C'est dans ce camp-là, derrière la route, qu'il aperçut durant l'été 1941 une longue colonne de soldats russes et sut ainsi que cette autre guerre que tout le monde attendait venait d'éclater.

Une nuit, l'odeur terreuse qui le poursuivait fut insupportable. Il se leva, traversa la pièce dans le noir, voulut pousser la porte et, soudain, derrière l'empilement de vieilles caisses aperçut une lueur, puis la silhouette d'un des Polonais. L'odeur venait de là. Il s'approcha. Les hommes, se voyant pris en flagrant délit, ne cachèrent plus rien. À l'angle de la maison, s'ouvrait dans le sol une trouée. Une tête y apparut, des yeux clignèrent dans le halo d'une allumette. Les Polonais se regardèrent. Sans échanger un mot, comme si tout simplement son tour était venu, Jacques Dorme se mit à enlever avec eux la terre de l'excavation.

Ils s'évadèrent par une nuit de déluge, au début de l'automne. Les gardes n'osaient pas mettre le nez dehors, les projecteurs ressemblaient aux lumières glauques d'un bathyscaphe, les odeurs, les traces des pas fondaient dans la boue. L'un des pilotes, Witold, connaissait bien la région. Le lendemain, ils arrivèrent au village où ils restèrent deux jours, cachés dans la cave d'un paysan. C'est lui qui les avertit qu'une bat-tue était organisée pour retrouver les fuyards. Ils eurent le temps de se sauver mais, en s'enga-geant dans la forêt, se disputèrent: Witold voulait continuer vers l'est, les deux autres proposaient de tourner sur place, d'attendre, de se préparer à l'hiver. Jacques Dorme suivit Witold et c'est ainsi qu'après plusieurs nuits de marche ils traversèrent, sans s'en être d'abord aperçus, la frontière russe et se retrouvèrent dans cet univers instable et trompeur qu'est l'arrière d'une guerre.

Ils tombaient sur des villages aux vergers lourds de fruits mais dont les rues étaient habitées de cadavres, comme ce hameau-là, dans la région de Kiev, où une dizaine de femmes fusillées semblaient se reposer après une journée de récolte. Ils contournaient les villes – dans la nuit, il leur arriva d'entendre des chansons allemandes, des voix avinées. Un jour, ils se retrouvèrent à l'intérieur d'un territoire encerclé, croisèrent des unités russes mais n'essayèrent pas d'aller à leur rencontre: ce n'était plus une armée mais des débris humains qui se collaient les uns aux autres, se repoussaient dans la boue, s'arrachaient la nourriture, tombaient, tués par les officiers pressés d'arrêter la fuite, les tuaient pour se frayer un passage. Il y avait au milieu de cette coulée désordonnée des îlots étonnamment stables, des détachements qui, isolés, sans espoir d'aide, creusaient des abris, rassemblaient des armes, préparaient la défense.
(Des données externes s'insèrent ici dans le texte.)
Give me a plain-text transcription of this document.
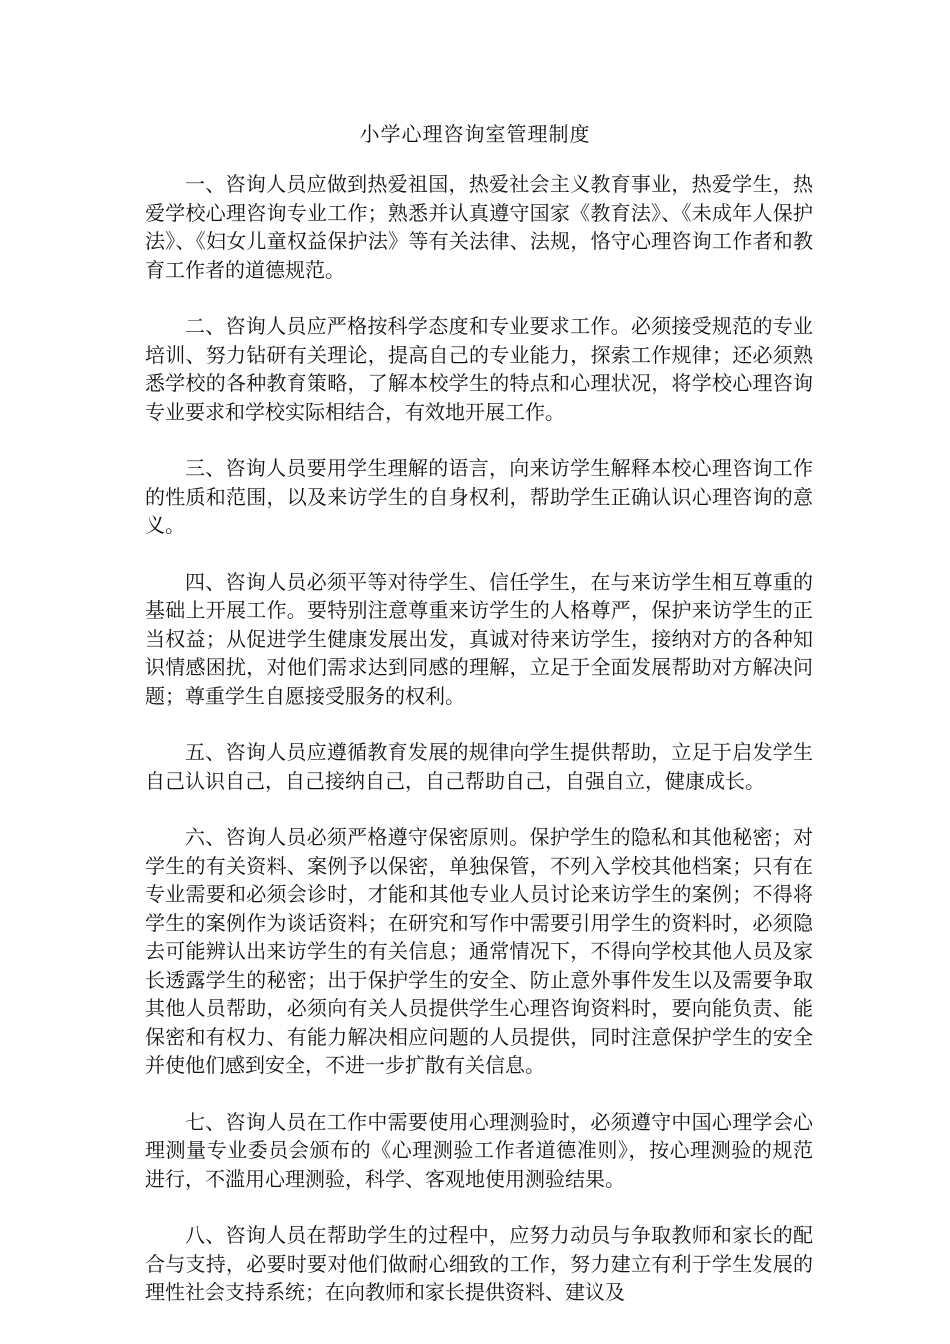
小学心理咨询室管理制度

一、咨询人员应做到热爱祖国，热爱社会主义教育事业，热爱学生，热爱学校心理咨询专业工作；熟悉并认真遵守国家《教育法》、《未成年人保护法》、《妇女儿童权益保护法》等有关法律、法规，恪守心理咨询工作者和教育工作者的道德规范。

二、咨询人员应严格按科学态度和专业要求工作。必须接受规范的专业培训、努力钻研有关理论，提高自己的专业能力，探索工作规律；还必须熟悉学校的各种教育策略，了解本校学生的特点和心理状况，将学校心理咨询专业要求和学校实际相结合，有效地开展工作。

三、咨询人员要用学生理解的语言，向来访学生解释本校心理咨询工作的性质和范围，以及来访学生的自身权利，帮助学生正确认识心理咨询的意义。

四、咨询人员必须平等对待学生、信任学生，在与来访学生相互尊重的基础上开展工作。要特别注意尊重来访学生的人格尊严，保护来访学生的正当权益；从促进学生健康发展出发，真诚对待来访学生，接纳对方的各种知识情感困扰，对他们需求达到同感的理解，立足于全面发展帮助对方解决问题；尊重学生自愿接受服务的权利。

五、咨询人员应遵循教育发展的规律向学生提供帮助，立足于启发学生自己认识自己，自己接纳自己，自己帮助自己，自强自立，健康成长。

六、咨询人员必须严格遵守保密原则。保护学生的隐私和其他秘密；对学生的有关资料、案例予以保密，单独保管，不列入学校其他档案；只有在专业需要和必须会诊时，才能和其他专业人员讨论来访学生的案例；不得将学生的案例作为谈话资料；在研究和写作中需要引用学生的资料时，必须隐去可能辨认出来访学生的有关信息；通常情况下，不得向学校其他人员及家长透露学生的秘密；出于保护学生的安全、防止意外事件发生以及需要争取其他人员帮助，必须向有关人员提供学生心理咨询资料时，要向能负责、能保密和有权力、有能力解决相应问题的人员提供，同时注意保护学生的安全并使他们感到安全，不进一步扩散有关信息。

七、咨询人员在工作中需要使用心理测验时，必须遵守中国心理学会心理测量专业委员会颁布的《心理测验工作者道德准则》，按心理测验的规范进行，不滥用心理测验，科学、客观地使用测验结果。

八、咨询人员在帮助学生的过程中，应努力动员与争取教师和家长的配合与支持，必要时要对他们做耐心细致的工作，努力建立有利于学生发展的理性社会支持系统；在向教师和家长提供资料、建议及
Quand le nœud coulant se resserra et que toutes les directions devinrent pareillement mauvaises, ils se cachèrent parmi les morts d'un champ de bataille. Les régiments allemands passaient à quelques mètres d'eux, le son d'un harmonica ricanait parfois dans un souffle de vent, mais il y avait tant de corps étendus à travers la plaine, dans les tranchées, derrière les rondins éclatés d'une fortification qu'il eût fallu toute une armée pour débusquer ces deux vivants: ce grand Polonais roux allongé dans un cratère d'obus, ce Français brun dont les yeux mi-clos épiaient le passage des camions. La nuit, pour oublier le froissement des ailes qui battaient sans arrêt au-dessus des cadavres, ils parlèrent longuement, dans le mélange habituel de mots polonais, russes, allemands, français. Ils s'étonnaient tous les deux de voir les Allemands engagés si profondément déjà au cœur de la Russie. «S'ils continuent comme ça, jugea Witold, avant l'été ils couperont la Volga et, pour les Russes, la Volga c'est comme…» Du tranchant de sa main il se raya le cou, à la carotide. Ils se dirent aussi que depuis des semaines on ne voyait plus aucun avion russe dans le ciel.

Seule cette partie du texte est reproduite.